A small boat under Austrian flag pulled up on the quay around the end of the week and we met a lovely German couple, Siegfried and Gabrielle who Francis had some discussion with about boat repair and world politics and how to fix the woes of the world.
17 October
Today, Monday, waving goodbye to Siegfried and Gabrielle and Preveza, leaving Kathy II (our faithful supplier of basil leaves) in their good care, we motored across the bay to wait our turn to be lifted out at Actio Marina, as was agreed with them weeks before. We waited and we waited, by late in the afternoon after seeing other yachts moving into the boat ramp without being called in by the marina office, skipper decided to move ourselves alongside the quay at the boat ramp to see if we would then get in the queue. After a few more hours Francis went and talked with what seemed to be the upper-boat-hauler, but he mumbles something about 'the office' (which already had been abandoned for hours).

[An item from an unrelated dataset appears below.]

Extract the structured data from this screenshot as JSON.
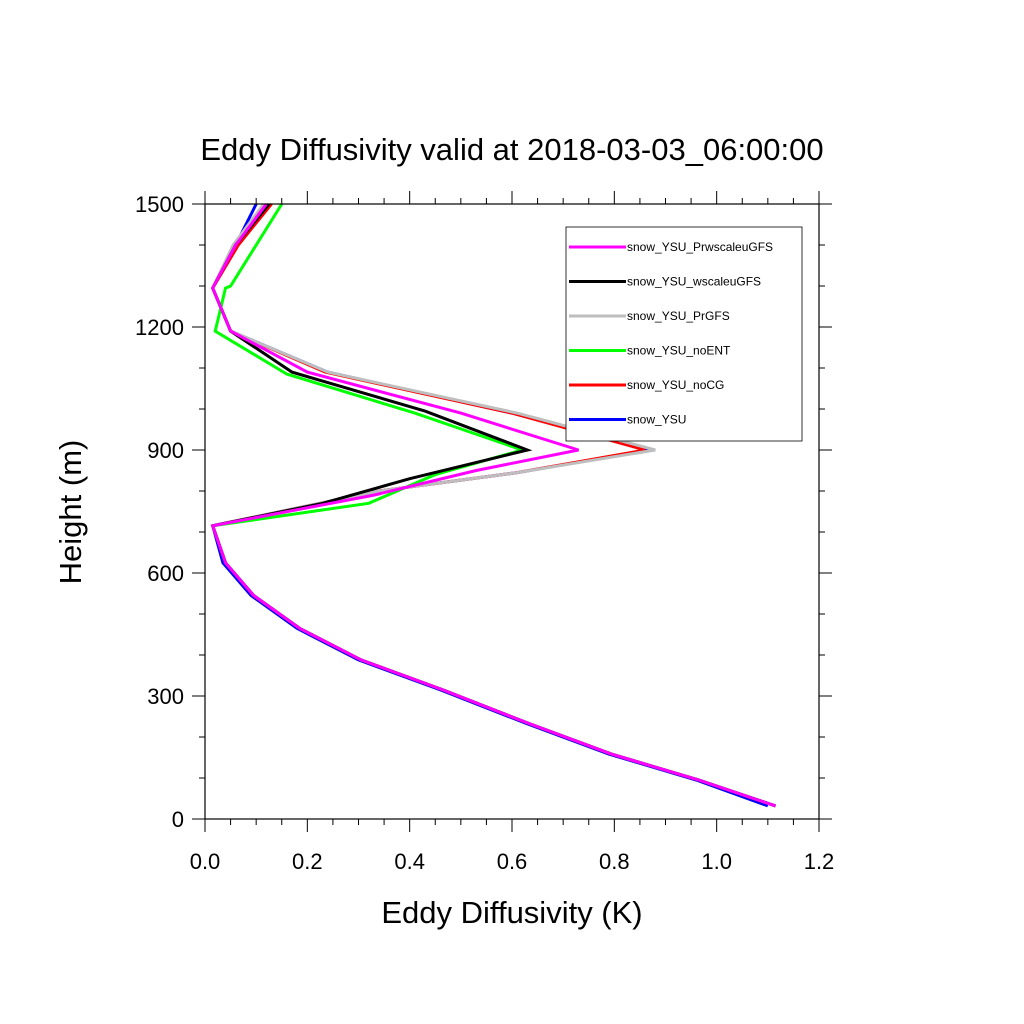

As we were waiting on the quay we were visited by Wout from WallyDoc2 who we had met last year in Nysiros and who had just sold their boat (a yacht owner's second time to be happy) and we arrange to meet with him and his wife Thea for dinner tomorrow.
We had just about given up on anything happening today, when Francis spotted a well-rounded person racing around on a quad bike and handing out orders to the boat haulers, obviously the boss-hauler. Asking if we were still being hauled out today, pointing at Cleo patiently waiting at the quay, he gave some more orders to the assembled hauling community and the lifting crew waved us into the lifting bay (top-right). The sun was setting quickly over Clio (and our sailing season), but she was at last out of the water (bottom-left photo) and on her way to her winter resting place. It was 8.30 that night and dark before Clio was securely placed on the hard stand in her Zimmer frame (bottom-right), with the help of the excellent little torches we bought over the last couple of years from deaf people doing the rounds. Tomorrow we start on the 54 tasks.